Sticking with metals ratios, Gold/Copper quiets any China hype and therefore, copper hype. The counter-cyclical metal is bullish vs. the economic Doctor and ultimate cyclical metal.

gold/copper ratio

Gold/Oil ratio is on a bounce, at least. This during a time when oil is being driven by war just as gold is, to potentially significant degree. If this upward break continues a fundamental tailwind will engage for the gold mining industry. Side note: current analysis in NFTRH discriminates between forward implications and that which is already in the books for Q3 reporting upcoming. Public readers can probably figure out the reason by looking at the chart.

gold/oil ratio

Gold/Commodities made a bottom of some kind in early October.
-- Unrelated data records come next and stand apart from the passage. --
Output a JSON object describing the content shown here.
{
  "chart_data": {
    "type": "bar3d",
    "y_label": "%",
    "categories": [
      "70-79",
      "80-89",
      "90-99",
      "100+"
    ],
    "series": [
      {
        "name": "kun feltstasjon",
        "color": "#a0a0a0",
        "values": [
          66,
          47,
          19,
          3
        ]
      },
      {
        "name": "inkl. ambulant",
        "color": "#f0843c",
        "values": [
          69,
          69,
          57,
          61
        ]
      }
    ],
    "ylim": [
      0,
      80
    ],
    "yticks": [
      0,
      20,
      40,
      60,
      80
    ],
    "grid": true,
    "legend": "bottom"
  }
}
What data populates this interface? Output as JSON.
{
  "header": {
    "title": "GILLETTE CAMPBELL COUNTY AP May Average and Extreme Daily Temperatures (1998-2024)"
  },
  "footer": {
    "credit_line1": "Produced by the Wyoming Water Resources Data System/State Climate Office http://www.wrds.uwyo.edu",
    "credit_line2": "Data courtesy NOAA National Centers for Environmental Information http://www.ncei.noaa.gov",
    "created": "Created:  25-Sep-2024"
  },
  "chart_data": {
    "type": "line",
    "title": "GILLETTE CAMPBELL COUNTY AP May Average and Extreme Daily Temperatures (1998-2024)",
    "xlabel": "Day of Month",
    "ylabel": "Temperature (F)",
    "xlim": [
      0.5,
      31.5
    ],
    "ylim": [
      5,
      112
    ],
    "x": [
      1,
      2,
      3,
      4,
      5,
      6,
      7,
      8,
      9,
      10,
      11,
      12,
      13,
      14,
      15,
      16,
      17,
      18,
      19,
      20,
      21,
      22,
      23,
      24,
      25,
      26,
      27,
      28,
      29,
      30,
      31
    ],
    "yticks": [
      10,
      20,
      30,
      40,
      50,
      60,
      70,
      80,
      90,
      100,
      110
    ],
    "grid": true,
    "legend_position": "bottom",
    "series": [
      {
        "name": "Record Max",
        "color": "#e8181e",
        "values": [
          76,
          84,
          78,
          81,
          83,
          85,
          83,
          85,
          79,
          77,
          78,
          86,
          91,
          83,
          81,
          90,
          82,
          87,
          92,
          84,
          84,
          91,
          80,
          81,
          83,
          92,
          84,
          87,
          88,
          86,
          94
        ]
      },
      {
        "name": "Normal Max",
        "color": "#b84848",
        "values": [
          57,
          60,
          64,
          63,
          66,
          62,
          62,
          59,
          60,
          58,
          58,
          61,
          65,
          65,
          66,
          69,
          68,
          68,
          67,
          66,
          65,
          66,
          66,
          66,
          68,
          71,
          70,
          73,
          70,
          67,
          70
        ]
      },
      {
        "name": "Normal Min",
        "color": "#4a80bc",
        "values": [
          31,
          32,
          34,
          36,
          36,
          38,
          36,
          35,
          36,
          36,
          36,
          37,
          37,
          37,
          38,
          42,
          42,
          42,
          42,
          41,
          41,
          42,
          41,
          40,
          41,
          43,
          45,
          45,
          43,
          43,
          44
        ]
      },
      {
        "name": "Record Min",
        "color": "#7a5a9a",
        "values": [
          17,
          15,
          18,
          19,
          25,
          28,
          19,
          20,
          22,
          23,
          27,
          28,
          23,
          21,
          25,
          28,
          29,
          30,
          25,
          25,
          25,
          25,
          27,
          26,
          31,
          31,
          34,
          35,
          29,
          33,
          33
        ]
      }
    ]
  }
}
If this follows through, an important measure of the ‘real’ price of gold would go bullish.

gold vs. commodities

Gold/US stock market is impulsive due to war and the ongoing correction in stocks. Please remember not to interpret me as a gold or gold stock booster. There are a couple different viable possibilities in play for gold and stocks that could temporarily compromise this bullish move here in Q4, 2023. But at face value, gold is trying to reassert its broken uptrend vs. SPY/SPX.

gld/spy ratio

Ditto and even more extreme for gold vs. global stock markets.

gold vs. global stock markets

Gold/Silver Ratio: A sensitive signal within the precious metals. If it breaks positive the indication is waning macro liquidity, although NFTRH analysis uncovered an atypical period many years ago that argues against set it, forget it automatic thinking. Remember, the USD is part of the equation. Again, details for NFTRH, not here.

Gold/Commodities: The ‘real’ price of gold as measured against commodities, including gold mining costs (oil) and global cyclical indications (copper).

Gold/Stock Markets: More of a sentiment/psychology centered measure of gold’s ‘real’ price. When the time comes that the stock market is failing, even the most buttoned down Wharton grad superstar fund managers are going to notice and become gold and gold mining bulls.